This class is the heart of the Index. It sorts the whole information
about the data base in a complex structure that allows one to retrieve
this information and carry out computations on it. This way, scores for
documents and features can be calculated, stored and retrieved in this
structure.
For such a purpose, several classes are needed; each of
them is going to be detailed here, from the smallest to the largest:
This class is the internal representation of a data source. It mainly
contains a reference to a Document (source) and two variables, the
number of features that this source contains and the score this source
can be given by the kind of Index chosen. The two important methods in
this class are hashcode()
and equals()
. They
are both used in the hashtable mechanism described below. The first
one returns a hashcode based only on the document that it
represents. The second one tries to make it the easiest possible to
compare Documents (instances) with eventually their representation
(such as IoAddrInterns).
This second class is analogous to the first one, but for data
elements, i.e., pieces of a document (data elements), and not for
whole sources, to the extent that it just contains a reference to a
data element and the two variables that are needed for the indexing
mechanisms, i.e., a score and the number of different sources where
this data element can be found. Often, a DeIntern will be able to be
used as the data element it contains, in methods such as
hashcode()
and equals()
.
A HashBlock is a small Hashtable that manages itself its own writing and reading to/from disk. It can only store ProxyFeatureLists as values associated to keys which are DeInterns or IoAddrInterns. Unlike a Hashtable, it just deals with a chunk of the hashcode space, but only its client class, PersistentIrfHashtable, is aware of this.
This class implements a classic hashtable, but it adds functionality: first, it divides the table in chunks that can be stored to disk so that they don't fill up the memory. Each chunk is a HashBlock. Also, it implements the getActualSource() method which is at the center of the indexing mechanism.
The core of IdxIntern, this class combines two hashtables to keep track of every indexing feature, where it comes from, and prepares the job for retrieval, "sorting" values and organizing them in feature lists. At first, it was designed to be generic, so everything could be stored in this object, and the keys could be of any type.

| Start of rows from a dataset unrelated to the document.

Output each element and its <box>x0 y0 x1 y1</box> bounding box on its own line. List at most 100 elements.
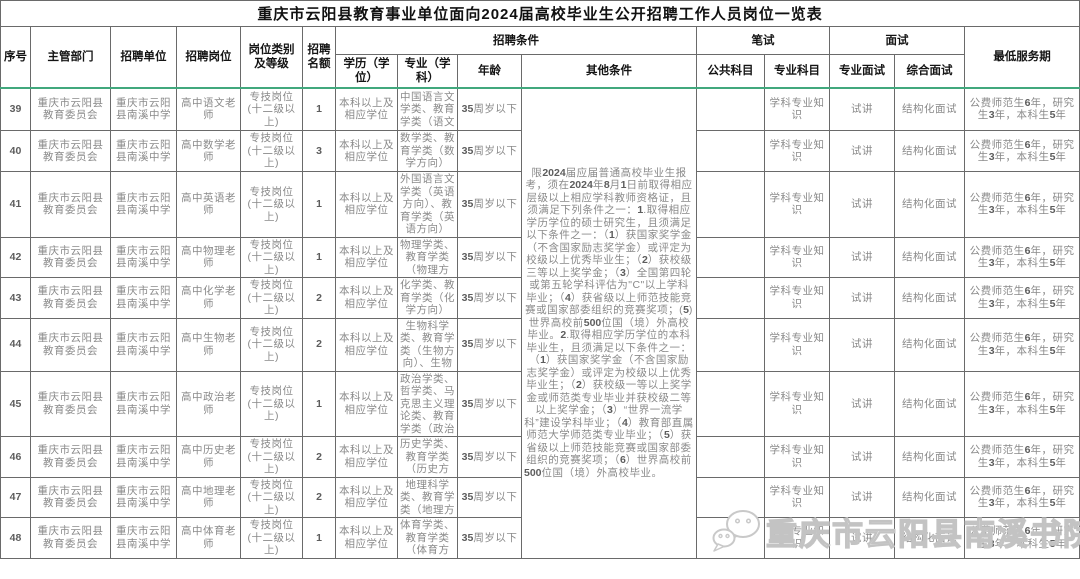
cell-post: 高中语文老师 <box>176 86 241 131</box>
cell-major-subject: 学科专业知识 <box>764 171 830 238</box>
cell-major: 外国语言文学类（英语方向）、教育学类（英语方向） <box>397 171 458 238</box>
cell-category: 专技岗位(十二级以上) <box>240 236 303 278</box>
col-header-zhaopin-danwei: 招聘单位 <box>110 26 177 88</box>
cell-comprehensive-interview: 结构化面试 <box>894 236 965 278</box>
cell-quota: 1 <box>302 370 336 437</box>
cell-dept: 重庆市云阳县教育委员会 <box>30 171 111 238</box>
col-header-zhuanye: 专业（学科） <box>397 54 458 88</box>
cell-dept: 重庆市云阳县教育委员会 <box>30 517 111 559</box>
cell-public-subject <box>696 277 765 319</box>
cell-degree: 本科以上及相应学位 <box>335 476 398 518</box>
cell-dept: 重庆市云阳县教育委员会 <box>30 370 111 437</box>
cell-unit: 重庆市云阳县南溪中学 <box>110 317 177 372</box>
cell-degree: 本科以上及相应学位 <box>335 436 398 478</box>
cell-major: 化学类、教育学类（化学方向） <box>397 277 458 319</box>
col-header-qita-tiaojian: 其他条件 <box>521 54 697 88</box>
cell-dept: 重庆市云阳县教育委员会 <box>30 317 111 372</box>
cell-degree: 本科以上及相应学位 <box>335 277 398 319</box>
col-header-mianshi: 面试 <box>829 26 965 55</box>
cell-quota: 2 <box>302 277 336 319</box>
cell-post: 高中地理老师 <box>176 476 241 518</box>
cell-dept: 重庆市云阳县教育委员会 <box>30 130 111 172</box>
cell-public-subject <box>696 130 765 172</box>
cell-quota: 1 <box>302 236 336 278</box>
cell-comprehensive-interview: 结构化面试 <box>894 317 965 372</box>
col-header-zuidi-fuwuqi: 最低服务期 <box>963 26 1080 88</box>
cell-age: 35周岁以下 <box>457 171 522 238</box>
cell-age: 35周岁以下 <box>457 277 522 319</box>
table-row: 45 重庆市云阳县教育委员会 重庆市云阳县南溪中学 高中政治老师 专技岗位(十二级以上)… <box>0 370 1080 437</box>
cell-public-subject <box>696 370 765 437</box>
cell-quota: 1 <box>302 86 336 131</box>
cell-dept: 重庆市云阳县教育委员会 <box>30 476 111 518</box>
cell-major-interview: 试讲 <box>829 236 895 278</box>
cell-major-subject: 学科专业知识 <box>764 436 830 478</box>
cell-post: 高中生物老师 <box>176 317 241 372</box>
col-header-nianling: 年龄 <box>457 54 522 88</box>
cell-post: 高中政治老师 <box>176 370 241 437</box>
cell-comprehensive-interview: 结构化面试 <box>894 370 965 437</box>
watermark-text: 重庆市云阳县南溪书院 <box>765 516 1080 552</box>
cell-service: 公费师范生6年，研究生3年，本科生5年 <box>963 130 1080 172</box>
cell-comprehensive-interview: 结构化面试 <box>894 130 965 172</box>
cell-degree: 本科以上及相应学位 <box>335 86 398 131</box>
cell-category: 专技岗位(十二级以上) <box>240 436 303 478</box>
cell-id: 45 <box>0 370 31 437</box>
cell-service: 公费师范生6年，研究生3年，本科生5年 <box>963 317 1080 372</box>
cell-id: 42 <box>0 236 31 278</box>
cell-comprehensive-interview: 结构化面试 <box>894 517 965 559</box>
cell-major: 物理学类、教育学类（物理方 <box>397 236 458 278</box>
cell-category: 专技岗位(十二级以上) <box>240 476 303 518</box>
cell-major: 生物科学类、教育学类（生物方向）、生物 <box>397 317 458 372</box>
col-header-xuhao: 序号 <box>0 26 31 88</box>
header-row-sub: 学历（学位） 专业（学科） 年龄 其他条件 公共科目 专业科目 专业面试 综合面… <box>1 54 1080 88</box>
cell-unit: 重庆市云阳县南溪中学 <box>110 130 177 172</box>
cell-service: 公费师范生6年，研究生3年，本科生5年 <box>963 236 1080 278</box>
cell-public-subject <box>696 236 765 278</box>
recruitment-table: 重庆市云阳县教育事业单位面向2024届高校毕业生公开招聘工作人员岗位一览表 序号… <box>0 0 1080 559</box>
cell-quota: 2 <box>302 317 336 372</box>
cell-post: 高中历史老师 <box>176 436 241 478</box>
cell-quota: 3 <box>302 130 336 172</box>
cell-comprehensive-interview: 结构化面试 <box>894 476 965 518</box>
cell-service: 公费师范生6年，研究生3年，本科生5年 <box>963 86 1080 131</box>
cell-quota: 2 <box>302 436 336 478</box>
cell-major-interview: 试讲 <box>829 130 895 172</box>
cell-category: 专技岗位(十二级以上) <box>240 130 303 172</box>
cell-age: 35周岁以下 <box>457 517 522 559</box>
col-header-zhuanye-kemu: 专业科目 <box>764 54 830 88</box>
cell-public-subject <box>696 317 765 372</box>
col-header-zhuanye-mianshi: 专业面试 <box>829 54 895 88</box>
watermark: 重庆市云阳县南溪书院 <box>712 508 1080 554</box>
cell-unit: 重庆市云阳县南溪中学 <box>110 171 177 238</box>
cell-category: 专技岗位(十二级以上) <box>240 370 303 437</box>
cell-post: 高中英语老师 <box>176 171 241 238</box>
cell-major-subject: 学科专业知识 <box>764 370 830 437</box>
table-row: 46 重庆市云阳县教育委员会 重庆市云阳县南溪中学 高中历史老师 专技岗位(十二级以上)… <box>0 436 1080 478</box>
cell-major-interview: 试讲 <box>829 476 895 518</box>
cell-public-subject <box>696 86 765 131</box>
cell-major-subject: 学科专业知识 <box>764 476 830 518</box>
cell-major: 中国语言文学类、教育学类（语文 <box>397 86 458 131</box>
cell-age: 35周岁以下 <box>457 317 522 372</box>
cell-id: 41 <box>0 171 31 238</box>
col-header-zhaopin-minge: 招聘名额 <box>302 26 336 88</box>
cell-unit: 重庆市云阳县南溪中学 <box>110 86 177 131</box>
cell-dept: 重庆市云阳县教育委员会 <box>30 436 111 478</box>
cell-category: 专技岗位(十二级以上) <box>240 517 303 559</box>
header-row-group: 序号 主管部门 招聘单位 招聘岗位 岗位类别及等级 招聘名额 招聘条件 笔试 面… <box>0 26 1080 88</box>
cell-category: 专技岗位(十二级以上) <box>240 317 303 372</box>
cell-category: 专技岗位(十二级以上) <box>240 86 303 131</box>
cell-id: 46 <box>0 436 31 478</box>
cell-degree: 本科以上及相应学位 <box>335 236 398 278</box>
table-row: 40 重庆市云阳县教育委员会 重庆市云阳县南溪中学 高中数学老师 专技岗位(十二级以上)… <box>0 130 1080 172</box>
cell-major-interview: 试讲 <box>829 171 895 238</box>
col-header-gangwei-leibie: 岗位类别及等级 <box>240 26 303 88</box>
cell-age: 35周岁以下 <box>457 370 522 437</box>
table-row: 42 重庆市云阳县教育委员会 重庆市云阳县南溪中学 高中物理老师 专技岗位(十二级以上)… <box>0 236 1080 278</box>
cell-age: 35周岁以下 <box>457 130 522 172</box>
cell-quota: 2 <box>302 476 336 518</box>
cell-major-subject: 学科专业知识 <box>764 317 830 372</box>
cell-major-subject: 学科专业知识 <box>764 86 830 131</box>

The class was actually compliant to the Dictionary interface. But for efficiency and persistence sake, this class is now very specific to the framework. It defigns a contract, and anyone wishing to use a different persistence scheme, for example, will have to define a class obeying the same contract. So its interface has become more and more specific, and so are the interfaces underneath (PersistentIrfHashtable, IoAddrIntern, DeIntern, ...).
The PDKC class is (de)serialized by the IdxIntern using Java serialization (write/readObject()). IdxIntern uses the same methods to (de)serialize the two contained PersistentIrfHashtable objects. The latter contain methods to manage the file-based persistence of the HashBlocks they contains. The PersistentIrfHastable class computes the name of the file in which the needed HashBlock is stored. A static method in HashBlock (readFrom(BufferedRandomAccessFile)) then reads it from the given file if it's available; otherwise it creates the file and assumes the Block was empty, as it had never been accessed. The block itself provides file-based persistence, with help from the PersistentObjectManager class, for reading and writing the DeInterns, IoAddrInterns and ProxyFeatureLists which the block refers to. If need be, the block can be asked to store itself on disk.